I have written 2 Brainfuck interpreters, one in C++, then another in C++ with Assembly inner loop. My interpreter code can be found here (C++/ASM, requires MSVC and MASM) and here (C++).
Both are benchmarked using the mandelbrot BF program, run 20 times. After trying for a while, I managed to make the Asm version about 10% faster than the C++ version, but I'm wondering if it can be made even faster. The main bottlenecks appears to be branch mispredictions and uOps cache. The benchmark ran on SkylakeX CPU.

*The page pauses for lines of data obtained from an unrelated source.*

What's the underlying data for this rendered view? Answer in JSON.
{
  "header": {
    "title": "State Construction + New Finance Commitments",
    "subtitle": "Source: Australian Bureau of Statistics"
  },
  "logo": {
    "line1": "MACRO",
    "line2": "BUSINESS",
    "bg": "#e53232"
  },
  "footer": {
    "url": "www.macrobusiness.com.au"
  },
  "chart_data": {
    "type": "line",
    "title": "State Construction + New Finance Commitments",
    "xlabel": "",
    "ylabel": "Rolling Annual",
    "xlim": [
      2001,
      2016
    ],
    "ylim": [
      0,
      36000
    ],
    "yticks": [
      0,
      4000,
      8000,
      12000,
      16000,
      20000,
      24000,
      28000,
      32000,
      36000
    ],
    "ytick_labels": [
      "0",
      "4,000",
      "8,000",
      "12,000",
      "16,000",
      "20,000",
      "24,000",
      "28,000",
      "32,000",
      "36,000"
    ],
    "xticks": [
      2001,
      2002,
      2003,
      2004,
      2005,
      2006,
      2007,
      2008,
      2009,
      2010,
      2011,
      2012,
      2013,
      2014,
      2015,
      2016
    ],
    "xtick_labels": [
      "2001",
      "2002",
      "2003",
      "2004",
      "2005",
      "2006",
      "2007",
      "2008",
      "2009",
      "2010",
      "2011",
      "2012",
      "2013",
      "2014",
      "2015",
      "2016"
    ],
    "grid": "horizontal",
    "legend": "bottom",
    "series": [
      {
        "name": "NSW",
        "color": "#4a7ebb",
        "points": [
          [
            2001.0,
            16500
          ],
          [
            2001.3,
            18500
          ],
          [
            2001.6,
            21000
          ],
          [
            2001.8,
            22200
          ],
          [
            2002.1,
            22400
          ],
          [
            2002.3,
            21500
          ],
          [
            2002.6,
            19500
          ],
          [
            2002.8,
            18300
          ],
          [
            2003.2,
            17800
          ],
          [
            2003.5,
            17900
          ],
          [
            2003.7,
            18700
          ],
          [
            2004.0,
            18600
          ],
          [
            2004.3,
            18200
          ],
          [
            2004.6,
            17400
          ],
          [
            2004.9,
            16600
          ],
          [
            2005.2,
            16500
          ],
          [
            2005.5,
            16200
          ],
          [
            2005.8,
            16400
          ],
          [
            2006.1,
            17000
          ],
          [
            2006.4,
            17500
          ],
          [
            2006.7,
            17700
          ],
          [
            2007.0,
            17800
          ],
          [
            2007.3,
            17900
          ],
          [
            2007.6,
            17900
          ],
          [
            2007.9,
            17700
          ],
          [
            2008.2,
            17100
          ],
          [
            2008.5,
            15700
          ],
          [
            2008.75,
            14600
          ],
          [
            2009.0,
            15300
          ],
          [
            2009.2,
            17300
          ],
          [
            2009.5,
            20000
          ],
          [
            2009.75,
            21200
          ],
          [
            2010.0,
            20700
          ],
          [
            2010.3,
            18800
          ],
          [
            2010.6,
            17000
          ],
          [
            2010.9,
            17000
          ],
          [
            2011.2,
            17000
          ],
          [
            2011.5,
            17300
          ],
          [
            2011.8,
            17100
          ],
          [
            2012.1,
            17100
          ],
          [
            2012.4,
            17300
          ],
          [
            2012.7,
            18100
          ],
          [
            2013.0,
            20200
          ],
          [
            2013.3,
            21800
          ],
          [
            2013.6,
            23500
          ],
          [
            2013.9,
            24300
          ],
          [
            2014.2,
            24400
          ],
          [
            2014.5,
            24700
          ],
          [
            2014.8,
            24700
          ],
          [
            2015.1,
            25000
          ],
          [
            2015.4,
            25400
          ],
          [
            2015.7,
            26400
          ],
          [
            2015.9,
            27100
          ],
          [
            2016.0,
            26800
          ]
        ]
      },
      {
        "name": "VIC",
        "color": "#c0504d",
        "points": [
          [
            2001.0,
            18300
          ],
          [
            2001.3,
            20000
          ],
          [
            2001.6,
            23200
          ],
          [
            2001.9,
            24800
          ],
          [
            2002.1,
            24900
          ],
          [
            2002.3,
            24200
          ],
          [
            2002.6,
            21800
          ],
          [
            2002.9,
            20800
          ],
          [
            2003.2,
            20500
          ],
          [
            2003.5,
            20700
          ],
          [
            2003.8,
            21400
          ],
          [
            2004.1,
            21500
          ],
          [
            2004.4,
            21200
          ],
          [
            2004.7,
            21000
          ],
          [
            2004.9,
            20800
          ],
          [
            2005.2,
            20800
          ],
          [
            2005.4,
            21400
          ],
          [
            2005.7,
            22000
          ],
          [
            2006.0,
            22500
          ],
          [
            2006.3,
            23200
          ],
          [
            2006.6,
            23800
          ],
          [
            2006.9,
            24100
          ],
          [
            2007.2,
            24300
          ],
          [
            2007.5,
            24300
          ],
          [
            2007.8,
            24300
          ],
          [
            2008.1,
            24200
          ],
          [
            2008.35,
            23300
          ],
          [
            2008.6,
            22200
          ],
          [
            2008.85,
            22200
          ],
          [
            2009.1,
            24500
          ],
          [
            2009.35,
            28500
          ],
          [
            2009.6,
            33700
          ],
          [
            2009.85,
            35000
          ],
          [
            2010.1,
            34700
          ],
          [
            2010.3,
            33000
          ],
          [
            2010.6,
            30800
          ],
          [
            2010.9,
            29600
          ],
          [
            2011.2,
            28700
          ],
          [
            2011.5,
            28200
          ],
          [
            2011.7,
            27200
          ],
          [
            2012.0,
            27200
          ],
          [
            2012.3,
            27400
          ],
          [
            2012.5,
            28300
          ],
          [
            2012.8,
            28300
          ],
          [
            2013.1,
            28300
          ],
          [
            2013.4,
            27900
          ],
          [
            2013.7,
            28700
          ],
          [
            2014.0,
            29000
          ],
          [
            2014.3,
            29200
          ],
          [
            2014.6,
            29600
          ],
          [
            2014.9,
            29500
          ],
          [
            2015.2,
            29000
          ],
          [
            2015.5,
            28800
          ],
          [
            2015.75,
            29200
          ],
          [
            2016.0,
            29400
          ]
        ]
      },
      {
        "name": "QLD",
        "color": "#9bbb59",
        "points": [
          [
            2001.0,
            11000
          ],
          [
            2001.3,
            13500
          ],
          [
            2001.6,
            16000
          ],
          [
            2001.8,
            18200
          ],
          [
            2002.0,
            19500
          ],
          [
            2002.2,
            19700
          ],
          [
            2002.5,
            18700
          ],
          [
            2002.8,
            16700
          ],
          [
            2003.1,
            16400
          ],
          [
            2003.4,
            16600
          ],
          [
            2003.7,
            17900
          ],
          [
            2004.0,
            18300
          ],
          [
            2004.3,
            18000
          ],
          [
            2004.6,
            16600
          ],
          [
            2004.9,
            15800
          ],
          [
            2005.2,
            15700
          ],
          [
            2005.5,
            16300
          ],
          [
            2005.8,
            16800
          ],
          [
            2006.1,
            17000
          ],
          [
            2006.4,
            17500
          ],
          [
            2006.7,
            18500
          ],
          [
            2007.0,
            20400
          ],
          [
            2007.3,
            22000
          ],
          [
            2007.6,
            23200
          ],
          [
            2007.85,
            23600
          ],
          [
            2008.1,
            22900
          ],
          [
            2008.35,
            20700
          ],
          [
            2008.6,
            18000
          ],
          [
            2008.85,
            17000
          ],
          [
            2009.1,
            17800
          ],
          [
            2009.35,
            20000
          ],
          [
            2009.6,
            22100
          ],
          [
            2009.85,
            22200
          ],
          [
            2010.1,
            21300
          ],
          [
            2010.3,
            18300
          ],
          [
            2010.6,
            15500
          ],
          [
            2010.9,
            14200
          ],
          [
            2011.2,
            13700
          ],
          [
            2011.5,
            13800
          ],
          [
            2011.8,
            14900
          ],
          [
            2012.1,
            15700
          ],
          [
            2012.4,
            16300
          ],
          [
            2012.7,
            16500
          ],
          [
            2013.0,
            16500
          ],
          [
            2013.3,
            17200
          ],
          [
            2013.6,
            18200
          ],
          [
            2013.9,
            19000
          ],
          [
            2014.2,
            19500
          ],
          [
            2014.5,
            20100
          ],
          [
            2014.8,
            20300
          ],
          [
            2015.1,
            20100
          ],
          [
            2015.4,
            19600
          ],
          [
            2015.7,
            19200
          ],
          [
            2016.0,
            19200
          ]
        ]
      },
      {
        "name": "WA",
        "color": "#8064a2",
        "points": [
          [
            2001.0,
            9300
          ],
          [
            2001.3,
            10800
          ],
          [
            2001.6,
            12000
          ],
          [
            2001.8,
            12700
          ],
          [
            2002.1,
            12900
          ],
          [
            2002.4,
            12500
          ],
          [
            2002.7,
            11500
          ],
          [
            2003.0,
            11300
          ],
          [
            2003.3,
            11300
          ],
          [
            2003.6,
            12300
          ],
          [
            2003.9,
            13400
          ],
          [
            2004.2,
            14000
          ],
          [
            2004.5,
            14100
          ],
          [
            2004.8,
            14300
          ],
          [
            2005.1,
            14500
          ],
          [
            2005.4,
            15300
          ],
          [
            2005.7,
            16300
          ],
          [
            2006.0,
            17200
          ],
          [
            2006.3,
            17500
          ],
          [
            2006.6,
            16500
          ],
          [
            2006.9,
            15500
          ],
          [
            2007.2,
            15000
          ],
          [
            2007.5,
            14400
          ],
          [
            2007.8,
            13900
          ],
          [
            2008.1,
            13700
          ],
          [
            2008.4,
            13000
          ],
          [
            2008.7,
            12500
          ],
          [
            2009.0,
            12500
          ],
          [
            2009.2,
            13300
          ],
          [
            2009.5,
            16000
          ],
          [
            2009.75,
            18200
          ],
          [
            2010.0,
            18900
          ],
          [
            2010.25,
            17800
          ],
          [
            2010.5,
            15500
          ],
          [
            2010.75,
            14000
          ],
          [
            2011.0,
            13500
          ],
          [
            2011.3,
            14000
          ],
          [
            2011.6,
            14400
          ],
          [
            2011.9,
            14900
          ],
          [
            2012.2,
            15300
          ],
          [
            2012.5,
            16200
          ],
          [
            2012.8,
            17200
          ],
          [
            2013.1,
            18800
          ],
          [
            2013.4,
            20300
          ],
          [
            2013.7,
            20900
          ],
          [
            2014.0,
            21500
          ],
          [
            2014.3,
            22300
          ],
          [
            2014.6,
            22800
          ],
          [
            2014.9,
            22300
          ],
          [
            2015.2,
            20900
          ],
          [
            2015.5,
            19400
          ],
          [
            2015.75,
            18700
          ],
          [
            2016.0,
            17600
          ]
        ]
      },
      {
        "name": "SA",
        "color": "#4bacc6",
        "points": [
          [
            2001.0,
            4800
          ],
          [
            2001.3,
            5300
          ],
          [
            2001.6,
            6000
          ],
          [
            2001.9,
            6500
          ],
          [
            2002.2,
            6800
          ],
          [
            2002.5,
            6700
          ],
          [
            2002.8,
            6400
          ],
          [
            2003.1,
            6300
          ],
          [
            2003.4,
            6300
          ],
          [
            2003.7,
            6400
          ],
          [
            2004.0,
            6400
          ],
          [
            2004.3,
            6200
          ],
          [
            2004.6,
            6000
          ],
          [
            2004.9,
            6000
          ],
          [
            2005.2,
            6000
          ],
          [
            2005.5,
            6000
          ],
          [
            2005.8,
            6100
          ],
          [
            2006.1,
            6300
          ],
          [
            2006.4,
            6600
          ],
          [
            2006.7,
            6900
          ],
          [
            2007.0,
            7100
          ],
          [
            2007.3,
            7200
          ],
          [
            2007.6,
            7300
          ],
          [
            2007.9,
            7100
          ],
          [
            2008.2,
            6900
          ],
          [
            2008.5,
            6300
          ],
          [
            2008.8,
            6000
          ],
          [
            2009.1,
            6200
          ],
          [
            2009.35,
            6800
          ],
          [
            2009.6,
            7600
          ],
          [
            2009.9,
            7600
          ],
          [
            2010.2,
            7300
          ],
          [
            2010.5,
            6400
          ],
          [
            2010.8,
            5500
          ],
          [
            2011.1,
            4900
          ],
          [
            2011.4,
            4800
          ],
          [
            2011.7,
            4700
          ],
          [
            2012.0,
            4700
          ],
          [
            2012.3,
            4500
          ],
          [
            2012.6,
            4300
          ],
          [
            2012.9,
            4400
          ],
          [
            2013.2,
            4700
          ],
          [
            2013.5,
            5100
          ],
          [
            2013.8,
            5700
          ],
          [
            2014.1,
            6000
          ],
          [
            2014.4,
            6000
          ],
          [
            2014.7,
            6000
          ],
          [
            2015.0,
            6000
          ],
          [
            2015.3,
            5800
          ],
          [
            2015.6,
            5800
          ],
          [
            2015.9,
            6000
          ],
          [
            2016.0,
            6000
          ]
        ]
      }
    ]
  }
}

The inner loop looks like this:
interpret proc C
.code
push rbx ; these are callee saved ?
push rsi
push rdi
push rbp
push r12
push r13
push r14
push r15
sub rsp, 32 ; shadow space?
xor rsi, rsi ; "program counter", which instruction we are at
mov rdi, r8 ; "memory pointer", where we are pointing to in the interpreter memory
xor r14, r14 ; store the value of current mem cell, which of course starts at 0
lea r15, [jumptable] ; load the address of the table
mov r13, rcx ; base address of instruction array
lbl_interp_loop: ; beginning of new interpreter cycle
movzx r10, word ptr [r13 + rsi*4]
movzx r11, word ptr [r13 + rsi*4 + 2]
inc rsi ; advance to the next instruction
jmp qword ptr [r15 + r10 * 8]
ALIGN 4
lbl_Loop:
cmp byte ptr [rdi], 0
jne lbl_set_loop_ip
add rsi, r11
lbl_set_loop_ip:
movzx r10, word ptr [r13 + rsi*4]
movzx r11, word ptr [r13 + rsi*4 + 2]
inc rsi ; advance to the next instruction
jmp qword ptr [r15 + r10 * 8]
ALIGN 4
lbl_Return:
cmp byte ptr [rdi], 0
jne lbl_set_return_ip
movzx r10, word ptr [r13 + rsi*4]
movzx r11, word ptr [r13 + rsi*4 + 2]
inc rsi ; advance to the next instruction
jmp qword ptr [r15 + r10 * 8]
lbl_set_return_ip:
sub rsi, r11
movzx r10, word ptr [r13 + rsi*4]
movzx r11, word ptr [r13 + rsi*4 + 2]
inc rsi ; advance to the next instruction
jmp qword ptr [r15 + r10 * 8]
ALIGN 4
lbl_Right:
add rdi, r11
movzx r10, word ptr [r13 + rsi*4]
movzx r11, word ptr [r13 + rsi*4 + 2]
inc rsi ; advance to the next instruction
jmp qword ptr [r15 + r10 * 8]
ALIGN 4
lbl_Left:
sub rdi, r11
movzx r10, word ptr [r13 + rsi*4]
movzx r11, word ptr [r13 + rsi*4 + 2]
inc rsi ; advance to the next instruction
jmp qword ptr [r15 + r10 * 8]
ALIGN 4
lbl_Add:
add byte ptr [rdi], r11b
movzx r10, word ptr [r13 + rsi*4]
movzx r11, word ptr [r13 + rsi*4 + 2]
inc rsi ; advance to the next instruction
jmp qword ptr [r15 + r10 * 8]
ALIGN 4
lbl_Minus:
sub byte ptr [rdi], r11b
movzx r10, word ptr [r13 + rsi*4]
movzx r11, word ptr [r13 + rsi*4 + 2]
inc rsi ; advance to the next instruction
jmp qword ptr [r15 + r10 * 8]
lbl_Print:
movzx rcx, byte ptr [rdi]
call printChar
jmp lbl_interp_loop
lbl_Read:
jmp lbl_interp_loop
lbl_Invalid:
jmp lbl_interp_loop
jumptable: ; MASM cannot emit relative address in .data, so must put it in .code this way (agner)
dq lbl_Loop
dq lbl_Return
dq lbl_Right
dq lbl_Left
dq lbl_Add
dq lbl_Minus
dq lbl_Print
dq lbl_Read
dq lbl_Invalid
dq lbl_End
lbl_End:
add rsp, 32
pop r15
pop r14
pop r13
pop r12
pop rbp
pop rdi
pop rsi
pop rbx
ret
interpret endp
end
Here is the report from V-Tune:
- Before this inner loop begins, the interpreter does a couple of simple transformation on the BF source, turning it into instructions that consist of a 2 byte opcode and 2 byte operand. Repeated instructions are collapsed into 1 instructions and the number of repeats is stored in the operand. Loop/Repeat instructions contain the index of the destination instruction it jumps to.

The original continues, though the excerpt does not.